John Mullan is Lord Northcliffe Chair of Modern English Literature at University College London. He is the author of What Matters in Jane Austen?: Twenty Crucial Puzzles Solved and a popular lecturer on Austen. His comments on what he learned from teaching Austen’s novels appeared in a BBC article by Heloise Wood on “What Jane Austen can teach us about resilience.”
January
Our January installment of “Unexpectedly Austen” features a tribute from Pulitzer Prize-winning author Anna Quindlen, who responded to JASNA’s invitation by writing about Austen’s unexpected fame and lasting legacy, and a quotation from three-time NBA Champion Dwyane Wade, who explains why he believes the appeal of Pride and Prejudice transcends time and place.
The first submission turned down flat, the second arriving in print without even her actual name on the title page. Who, in the early 19th century, could have predicted the 21st: read by millions, endless editions in every language, dozens of versions on film. And a truth universally acknowledged: that the woman born in a Hampshire rectory who lived a quiet life at home was one of the greatest writers of fiction in the English language. Six novels, written during and about the British regency, and yet sold constantly all over the world today because they were about then, and they are about now, about men, money and marriage, about self-doubt, self-discovery, and self-knowledge.
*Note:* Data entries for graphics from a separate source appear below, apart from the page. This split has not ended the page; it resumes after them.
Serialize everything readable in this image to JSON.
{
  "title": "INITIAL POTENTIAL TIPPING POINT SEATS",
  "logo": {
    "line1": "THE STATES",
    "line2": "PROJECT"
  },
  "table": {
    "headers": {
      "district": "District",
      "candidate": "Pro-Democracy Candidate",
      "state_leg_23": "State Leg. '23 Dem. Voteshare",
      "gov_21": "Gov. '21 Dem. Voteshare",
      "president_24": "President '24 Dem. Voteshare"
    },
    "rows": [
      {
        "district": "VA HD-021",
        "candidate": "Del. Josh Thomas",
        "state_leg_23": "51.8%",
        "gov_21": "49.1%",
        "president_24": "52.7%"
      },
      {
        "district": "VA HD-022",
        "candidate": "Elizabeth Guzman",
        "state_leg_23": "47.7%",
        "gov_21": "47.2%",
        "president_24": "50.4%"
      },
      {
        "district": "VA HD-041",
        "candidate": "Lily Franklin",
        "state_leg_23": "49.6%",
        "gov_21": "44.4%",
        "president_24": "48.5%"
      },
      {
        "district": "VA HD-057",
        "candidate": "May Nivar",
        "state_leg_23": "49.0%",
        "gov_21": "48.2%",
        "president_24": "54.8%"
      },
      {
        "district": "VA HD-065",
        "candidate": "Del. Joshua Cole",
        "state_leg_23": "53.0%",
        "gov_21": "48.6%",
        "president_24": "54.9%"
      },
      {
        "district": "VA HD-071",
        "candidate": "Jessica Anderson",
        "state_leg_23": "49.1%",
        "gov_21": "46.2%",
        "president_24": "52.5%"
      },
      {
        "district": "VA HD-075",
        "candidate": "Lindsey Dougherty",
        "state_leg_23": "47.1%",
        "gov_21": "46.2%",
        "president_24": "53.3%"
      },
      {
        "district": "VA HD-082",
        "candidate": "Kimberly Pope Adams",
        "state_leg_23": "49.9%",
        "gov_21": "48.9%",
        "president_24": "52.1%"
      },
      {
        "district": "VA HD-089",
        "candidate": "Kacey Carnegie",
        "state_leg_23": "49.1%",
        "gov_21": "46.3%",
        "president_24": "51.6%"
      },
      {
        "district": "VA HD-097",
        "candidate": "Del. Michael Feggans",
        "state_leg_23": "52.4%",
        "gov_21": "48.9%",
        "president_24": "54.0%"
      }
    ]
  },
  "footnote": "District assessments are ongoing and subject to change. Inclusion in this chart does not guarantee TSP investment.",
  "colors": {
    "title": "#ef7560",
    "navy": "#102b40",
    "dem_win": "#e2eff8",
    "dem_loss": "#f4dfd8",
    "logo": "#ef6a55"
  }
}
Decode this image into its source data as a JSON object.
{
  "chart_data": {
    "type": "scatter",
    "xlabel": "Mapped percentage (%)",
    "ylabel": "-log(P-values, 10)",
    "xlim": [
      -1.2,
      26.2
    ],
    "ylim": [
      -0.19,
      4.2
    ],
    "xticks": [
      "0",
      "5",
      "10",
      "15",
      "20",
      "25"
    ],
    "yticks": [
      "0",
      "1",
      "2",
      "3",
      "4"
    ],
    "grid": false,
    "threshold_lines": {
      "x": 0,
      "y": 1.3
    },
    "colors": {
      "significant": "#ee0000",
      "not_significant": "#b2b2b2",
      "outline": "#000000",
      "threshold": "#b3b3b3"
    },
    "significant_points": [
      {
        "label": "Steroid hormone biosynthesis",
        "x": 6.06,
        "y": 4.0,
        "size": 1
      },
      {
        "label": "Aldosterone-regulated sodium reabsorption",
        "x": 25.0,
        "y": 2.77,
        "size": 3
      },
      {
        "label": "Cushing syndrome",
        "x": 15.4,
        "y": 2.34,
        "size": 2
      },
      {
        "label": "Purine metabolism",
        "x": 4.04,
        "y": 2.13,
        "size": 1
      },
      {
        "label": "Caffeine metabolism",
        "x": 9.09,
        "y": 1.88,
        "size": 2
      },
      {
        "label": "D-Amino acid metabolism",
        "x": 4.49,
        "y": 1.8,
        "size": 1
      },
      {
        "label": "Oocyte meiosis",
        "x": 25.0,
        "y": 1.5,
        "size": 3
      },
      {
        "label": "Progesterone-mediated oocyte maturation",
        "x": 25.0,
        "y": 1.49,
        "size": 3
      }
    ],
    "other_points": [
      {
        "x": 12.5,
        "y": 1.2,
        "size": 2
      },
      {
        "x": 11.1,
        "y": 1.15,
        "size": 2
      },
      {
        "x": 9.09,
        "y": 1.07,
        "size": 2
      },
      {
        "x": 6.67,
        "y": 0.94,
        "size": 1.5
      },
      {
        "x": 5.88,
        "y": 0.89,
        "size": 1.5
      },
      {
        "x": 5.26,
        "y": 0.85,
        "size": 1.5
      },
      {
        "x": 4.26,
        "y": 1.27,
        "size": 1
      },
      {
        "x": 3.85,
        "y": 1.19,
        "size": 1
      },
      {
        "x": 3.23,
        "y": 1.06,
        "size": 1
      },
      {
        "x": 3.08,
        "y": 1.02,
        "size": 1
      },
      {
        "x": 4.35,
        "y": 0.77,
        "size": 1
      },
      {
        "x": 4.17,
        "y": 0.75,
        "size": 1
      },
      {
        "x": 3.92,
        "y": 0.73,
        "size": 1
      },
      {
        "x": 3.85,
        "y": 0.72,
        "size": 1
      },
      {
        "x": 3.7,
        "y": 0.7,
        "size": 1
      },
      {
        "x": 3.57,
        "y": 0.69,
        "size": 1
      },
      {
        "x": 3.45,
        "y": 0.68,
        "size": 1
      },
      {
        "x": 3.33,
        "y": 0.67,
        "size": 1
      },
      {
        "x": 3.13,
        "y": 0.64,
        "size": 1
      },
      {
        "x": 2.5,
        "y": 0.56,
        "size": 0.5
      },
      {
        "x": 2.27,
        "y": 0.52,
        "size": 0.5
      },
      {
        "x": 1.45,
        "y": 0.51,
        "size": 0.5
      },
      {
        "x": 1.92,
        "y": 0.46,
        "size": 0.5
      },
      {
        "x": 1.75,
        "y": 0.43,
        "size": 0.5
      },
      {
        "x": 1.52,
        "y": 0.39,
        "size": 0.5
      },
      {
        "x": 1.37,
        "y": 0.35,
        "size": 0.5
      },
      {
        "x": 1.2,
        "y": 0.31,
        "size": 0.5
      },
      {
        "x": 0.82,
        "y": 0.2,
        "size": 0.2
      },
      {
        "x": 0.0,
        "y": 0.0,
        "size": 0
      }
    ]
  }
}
Jane Austen is, and will always be, the improbable inimitable immortal.
Anna Quindlen is the author of ten novels and the recipient of the Pulitzer Prize for her New York Times columns. Jane Austen is her home girl.
I’ve read Pride and Prejudice a couple of times. It’s one of my favorite books, which usually surprises people. I guess they wonder how a love story from Regency England could be relevant to a 21st century basketball player from the Southside of Chicago. Class struggle, overcoming stereotypes and humble beginnings, getting out of your own way and letting love take over: these are things I can relate to, definitely.
Dwyane Wade chose Pride and Prejudice as his favorite Penguin Classic for the 60th Anniversary of Penguin Classics and NBA Cares “Read to Achieve” Literacy Initiative. Wade is a three-time NBA Champion, Olympic gold medalist, and thirteen-time NBA All-Star.
The Editors
Liz Philosophos Cooper is a JASNA Past President and Chair of the 250th Anniversary Celebration Committee. Sarah Emsley is the author of Jane Austen’s Philosophy of the Virtues and editor of Jane Austen and the North Atlantic.